Malcolm Gladwell wrote that it takes 10,000 hours of deliberate practice to truly master a complex activity.  In order to reach that rather daunting figure one would have to build some disciplined habits along the way.   There are lots of numbers offered through history and in more recent psychology.   These seek to tell us how much time and effort is required to make something a true habit.

There is a pop psychology meme that floats around offering 20-something days as sufficient to establish a habit.  I’m not sure where that originated but I find it unconvincing.  Three weeks isn’t much time to change patterns and overcome resistances.  According to the Bible, the prophets of old spent 40 days and nights out in the desert.  Similarly, the Buddha was said to have meditated beneath the bhodi tree for 49 days until he attained enlightenment.  Then again, devoted wilderness ascetics may not represent a norm in human behavior.  A UK study published in The European Journal of Social Psychology cited 66 days.  That might seem helpful until you read that the average was taken from a range of 18 to 254 days.

Some years ago in my study of Chinese martial arts and Taoist concepts I came across another number.  100 days of training comes from Taoist Chi Gung practice.  Specifically, I found it in reading Thomas Cleary’s translation of The Secret of the Golden Flower.  This text of Taoist meditation introduced me to one hundred days as a number for building a foundation of continued meditation, health and martial study.   It was a number mentioned by my Sifu as well.  Over time I have returned to one hundred day periods of practice and training when I have felt the need to give myself a swift kick in the right direction.  Some of these practice periods have met with great success.  Some……well….not so much.

I’m feeling like it is time to go once more unto the breach and commit myself to a one hundred day period.  I want to establish (or reestablish) habits that are part of my personal efforts towards arête and agathos.  I am perhaps mixing cultural metaphors in using a Chinese Taoist method to attain a Greco-Roman ideal.  I’m comfortable with being shameless that way.

I’m trying to keep it simple.  Too many goals and too many daily items in the program just add opportunity for things to break down and lose focus.

  • Daily martial/Chi Gung practice.  This doesn’t mean a killer workout every day.   Some days are hard conditioning and training while some days focus on study of technique and application.  Some days are external and some are internal.  It’s a balance but the desired habit is practice as part of daily life.
  • The game of Go.  My study of the game is erratic.  Consequently, so is my progress.  Some period of time will be found each day to play and/or study games, patterns, etc.
  • Mental exercises from Stoicism.  I’ve talked about being influenced by the Hellenistic philosophical school of Stoicism in this blog.  I want to continue with the daily practices such as those in the Stoic Week experiment I described here and here.
  • Business.  Isn’t a business a daily practice by necessity?  It is in the sense you have to show up and do the work.  That can be just a routine and not a habit that promotes arête.  The habit here is to take some time each day to refine and build through conscious knowledge building, networking, exploring new revenue opportunities, etc.

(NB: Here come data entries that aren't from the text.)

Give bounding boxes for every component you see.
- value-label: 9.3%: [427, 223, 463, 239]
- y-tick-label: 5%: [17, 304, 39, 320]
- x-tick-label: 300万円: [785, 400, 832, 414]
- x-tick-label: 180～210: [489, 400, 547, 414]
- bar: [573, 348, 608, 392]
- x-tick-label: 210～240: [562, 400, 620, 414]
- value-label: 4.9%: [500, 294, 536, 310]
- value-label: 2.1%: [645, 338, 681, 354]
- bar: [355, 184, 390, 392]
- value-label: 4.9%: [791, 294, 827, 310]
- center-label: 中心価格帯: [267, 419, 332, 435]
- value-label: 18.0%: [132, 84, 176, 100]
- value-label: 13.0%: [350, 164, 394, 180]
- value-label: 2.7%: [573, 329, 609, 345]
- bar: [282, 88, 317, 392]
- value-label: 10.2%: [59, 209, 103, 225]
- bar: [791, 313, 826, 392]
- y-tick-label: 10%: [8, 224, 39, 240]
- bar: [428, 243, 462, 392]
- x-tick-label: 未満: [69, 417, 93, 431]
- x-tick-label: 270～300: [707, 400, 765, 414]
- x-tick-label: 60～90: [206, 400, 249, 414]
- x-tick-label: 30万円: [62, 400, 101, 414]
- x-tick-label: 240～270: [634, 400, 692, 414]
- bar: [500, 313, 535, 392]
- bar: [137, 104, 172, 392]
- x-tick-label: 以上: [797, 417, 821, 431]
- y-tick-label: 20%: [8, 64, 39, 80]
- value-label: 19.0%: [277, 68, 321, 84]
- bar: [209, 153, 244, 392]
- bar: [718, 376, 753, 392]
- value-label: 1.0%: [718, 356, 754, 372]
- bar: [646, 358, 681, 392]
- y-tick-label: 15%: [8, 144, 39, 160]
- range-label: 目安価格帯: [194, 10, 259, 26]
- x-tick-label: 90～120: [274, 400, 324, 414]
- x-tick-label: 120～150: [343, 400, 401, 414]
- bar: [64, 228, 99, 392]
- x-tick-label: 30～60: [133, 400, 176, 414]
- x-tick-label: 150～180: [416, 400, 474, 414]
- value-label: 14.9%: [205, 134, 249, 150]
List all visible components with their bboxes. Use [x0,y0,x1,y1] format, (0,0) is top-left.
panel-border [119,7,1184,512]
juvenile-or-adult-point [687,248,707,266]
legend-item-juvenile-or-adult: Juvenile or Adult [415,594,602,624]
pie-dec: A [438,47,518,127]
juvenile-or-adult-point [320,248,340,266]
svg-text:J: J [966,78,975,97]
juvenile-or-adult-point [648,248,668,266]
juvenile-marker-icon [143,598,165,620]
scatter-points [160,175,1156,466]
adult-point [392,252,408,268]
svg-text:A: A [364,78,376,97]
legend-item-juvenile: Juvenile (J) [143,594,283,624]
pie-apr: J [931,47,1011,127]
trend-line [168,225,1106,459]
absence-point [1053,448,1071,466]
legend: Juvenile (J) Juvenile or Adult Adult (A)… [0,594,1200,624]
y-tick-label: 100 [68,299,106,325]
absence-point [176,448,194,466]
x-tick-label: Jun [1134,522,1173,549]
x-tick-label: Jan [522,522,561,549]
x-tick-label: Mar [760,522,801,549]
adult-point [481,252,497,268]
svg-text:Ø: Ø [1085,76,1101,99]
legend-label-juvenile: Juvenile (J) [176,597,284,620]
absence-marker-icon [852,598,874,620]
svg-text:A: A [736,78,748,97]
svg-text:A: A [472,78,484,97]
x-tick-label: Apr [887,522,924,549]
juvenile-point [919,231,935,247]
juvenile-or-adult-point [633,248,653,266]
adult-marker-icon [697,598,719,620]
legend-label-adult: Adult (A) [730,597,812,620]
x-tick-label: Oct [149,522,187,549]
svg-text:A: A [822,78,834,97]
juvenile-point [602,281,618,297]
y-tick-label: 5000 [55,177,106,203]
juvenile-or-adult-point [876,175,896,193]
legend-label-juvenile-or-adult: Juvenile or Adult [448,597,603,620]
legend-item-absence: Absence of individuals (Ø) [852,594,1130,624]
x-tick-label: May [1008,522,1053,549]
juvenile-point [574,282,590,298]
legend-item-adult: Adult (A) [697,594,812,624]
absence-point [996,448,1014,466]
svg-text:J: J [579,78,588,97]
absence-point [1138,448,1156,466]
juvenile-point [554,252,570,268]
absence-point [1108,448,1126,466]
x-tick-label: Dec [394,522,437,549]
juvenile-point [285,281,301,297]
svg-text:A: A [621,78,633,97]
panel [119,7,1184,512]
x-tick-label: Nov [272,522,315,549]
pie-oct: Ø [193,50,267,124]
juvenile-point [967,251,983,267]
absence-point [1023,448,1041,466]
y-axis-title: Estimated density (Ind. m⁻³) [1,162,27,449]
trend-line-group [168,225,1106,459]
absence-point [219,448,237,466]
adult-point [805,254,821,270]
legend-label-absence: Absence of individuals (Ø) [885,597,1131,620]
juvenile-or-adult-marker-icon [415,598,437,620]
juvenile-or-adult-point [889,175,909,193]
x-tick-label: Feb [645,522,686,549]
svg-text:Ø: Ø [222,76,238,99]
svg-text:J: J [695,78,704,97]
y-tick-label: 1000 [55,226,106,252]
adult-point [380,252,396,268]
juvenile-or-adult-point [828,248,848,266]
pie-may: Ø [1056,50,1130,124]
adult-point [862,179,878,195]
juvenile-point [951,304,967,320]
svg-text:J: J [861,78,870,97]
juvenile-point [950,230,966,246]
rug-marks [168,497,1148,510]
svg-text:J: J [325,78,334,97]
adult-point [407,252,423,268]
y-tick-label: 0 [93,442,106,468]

It may seem like these things don’t all really connect as a coherent program.  But there is a way that they are all unified in what I hope the practice period to accomplish.  All of these contribute to the study of strategy (and or tactics) as part of the conduct of myself in my environment.  They collectively contribute to physical and mental expressions of arete and the agathos ideal.  At least they do for me as I choose to live it.

I’ll talk about the progress (or lack thereof) as the days progress.  If nothing else, it gives me something to write about.